Additionally, we searched in the database of the Planet Scope in order to find images to prove the extraction date. The PlanetScope satellite images (initial resolution of 1 pixel = 3.00 m) that were utilized, originated from the Planet Explorer platform owned by Planet Labs PBC. The specific products are commercial with 50 cm resolution but we used the free sample images of low resolution. It has a daily frequency collection [70,71], and was provided by the legal distributor in Romania, as datasets for academic/research use. The timeframe of interest for this study was initially established, based on which satellite images without cloud cover were selected. The Planet Explorer platform has over 180 PlanetScope micro-satellites capable of collecting daily images, over the entire surface of the study area as well as at a distance of 50 km from the shoreline. All satellites (Dove) have sensors capable of collecting 4 RGB + NIR spectral bands, and the latest generations of satellites (DOVE-R and SuperDove) can collect up to 8 spectral bands (Coastal Blue 431–452 nm, Blue: 465–515 nm, Green I: 513–549 nm, Green: 547–583 nm, Yellow: 600–620 nm, Red: 650–680 nm, Red Edge: 697–713 nm, NIR: 845–885 nm) [72]. High resolution datasets with a resolution of 0.75 m using the constellation of 8 Skysat satellites with RGB + NIR spectral resolution were also provided.
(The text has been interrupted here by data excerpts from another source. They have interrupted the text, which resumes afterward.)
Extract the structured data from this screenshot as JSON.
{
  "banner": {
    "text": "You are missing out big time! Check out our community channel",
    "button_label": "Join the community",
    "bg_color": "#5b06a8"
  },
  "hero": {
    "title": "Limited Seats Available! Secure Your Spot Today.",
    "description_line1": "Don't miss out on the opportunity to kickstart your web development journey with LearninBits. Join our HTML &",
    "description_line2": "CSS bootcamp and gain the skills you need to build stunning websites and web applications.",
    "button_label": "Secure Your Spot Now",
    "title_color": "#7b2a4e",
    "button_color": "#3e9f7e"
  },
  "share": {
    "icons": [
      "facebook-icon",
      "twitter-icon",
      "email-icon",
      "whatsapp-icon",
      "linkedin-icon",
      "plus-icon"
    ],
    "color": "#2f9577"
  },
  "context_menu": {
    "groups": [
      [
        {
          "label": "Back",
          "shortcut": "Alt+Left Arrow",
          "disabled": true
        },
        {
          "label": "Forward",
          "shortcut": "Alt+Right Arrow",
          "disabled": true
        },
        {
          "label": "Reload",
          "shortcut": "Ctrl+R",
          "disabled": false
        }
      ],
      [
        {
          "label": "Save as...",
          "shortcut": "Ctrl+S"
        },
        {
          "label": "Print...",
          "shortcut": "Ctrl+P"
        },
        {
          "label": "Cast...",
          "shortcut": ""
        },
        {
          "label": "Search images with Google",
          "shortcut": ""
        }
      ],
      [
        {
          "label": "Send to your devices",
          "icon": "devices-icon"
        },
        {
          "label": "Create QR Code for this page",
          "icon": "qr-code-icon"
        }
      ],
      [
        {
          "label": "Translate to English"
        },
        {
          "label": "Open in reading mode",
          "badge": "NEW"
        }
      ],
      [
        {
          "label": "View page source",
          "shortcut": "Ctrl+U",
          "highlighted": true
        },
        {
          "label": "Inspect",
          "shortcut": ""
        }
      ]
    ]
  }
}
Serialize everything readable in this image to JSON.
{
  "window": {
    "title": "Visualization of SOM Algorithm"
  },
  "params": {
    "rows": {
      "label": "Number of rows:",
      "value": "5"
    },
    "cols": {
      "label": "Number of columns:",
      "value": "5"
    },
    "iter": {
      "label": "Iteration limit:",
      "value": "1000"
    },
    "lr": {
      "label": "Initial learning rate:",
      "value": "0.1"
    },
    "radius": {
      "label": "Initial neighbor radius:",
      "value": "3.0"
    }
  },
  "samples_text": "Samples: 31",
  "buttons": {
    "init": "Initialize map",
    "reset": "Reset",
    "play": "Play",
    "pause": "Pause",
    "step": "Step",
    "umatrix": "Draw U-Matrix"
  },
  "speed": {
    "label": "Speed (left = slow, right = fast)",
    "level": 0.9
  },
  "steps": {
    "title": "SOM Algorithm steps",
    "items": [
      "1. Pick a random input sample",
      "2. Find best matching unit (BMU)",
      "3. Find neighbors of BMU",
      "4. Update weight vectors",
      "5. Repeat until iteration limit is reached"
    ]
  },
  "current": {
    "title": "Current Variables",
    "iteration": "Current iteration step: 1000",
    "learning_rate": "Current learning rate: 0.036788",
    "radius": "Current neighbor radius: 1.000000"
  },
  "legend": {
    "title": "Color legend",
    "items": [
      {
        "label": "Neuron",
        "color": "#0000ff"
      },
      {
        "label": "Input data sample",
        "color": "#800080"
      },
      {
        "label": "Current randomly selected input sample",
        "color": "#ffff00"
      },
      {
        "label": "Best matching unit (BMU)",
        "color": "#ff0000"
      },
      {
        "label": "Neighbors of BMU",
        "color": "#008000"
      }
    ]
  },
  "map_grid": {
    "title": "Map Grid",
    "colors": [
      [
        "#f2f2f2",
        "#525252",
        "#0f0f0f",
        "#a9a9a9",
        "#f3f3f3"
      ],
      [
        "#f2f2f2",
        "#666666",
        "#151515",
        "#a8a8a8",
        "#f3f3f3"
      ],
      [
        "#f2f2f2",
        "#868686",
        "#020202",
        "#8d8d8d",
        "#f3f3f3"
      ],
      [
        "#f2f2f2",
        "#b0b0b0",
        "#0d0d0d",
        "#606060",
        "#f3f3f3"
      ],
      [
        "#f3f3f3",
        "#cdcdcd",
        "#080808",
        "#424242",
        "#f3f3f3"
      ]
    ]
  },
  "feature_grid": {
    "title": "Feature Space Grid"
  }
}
The images used have been downloaded in 29 March 2022.

3. Results

3.1. The Buzau River (Romania)

During a survey along the Buzău river valley, in March 2022, a series of mining locations of bed material from the major river bed were observed (Figure 5). The time of the bed changes (mining) was determined by the PlanetScope satellite images. The approximate time interval was 5 to 17 February 2022, based on the subsequent analysis. The exact determination of the locations was influenced by the quality of the available satellite data (the area investigated should not be shaded by clouds or have alterations in the resolution when merging images) (Figure 6).
In order to validate and confirm that the mining of the river bed material was carried out in 2022, another satellite image with a better resolution (0.75 m) from the PlanetScope, Image Skysat captured during 24 November 2021, was also used (Figure 7). The specific image did not contain any mining areas and this evidence supports our previous outcome that the mining occurred in 2022 [73]. The characteristics of the retrieved satellite images are presented in Table 1.
In order to verify that the mining of the bed material had been conducted legally, the valid licenses for sand and gravel mining from the river beds at the date of the analysis were reviewed. It was found that along the Buzău River only 43 were granted, but the nearest licensed mining permit was downstream of the studied location studied, approximately 15 km away. Finally, the exact dimensions of the locations of the extractions were measured in a sub-sequent field survey. The thickness of the excavated material was 0.75 m. Thus, this enabled us to estimate the maximum total volume of the material removed from the alluvial deposit that was 314 m3 (Figure 8).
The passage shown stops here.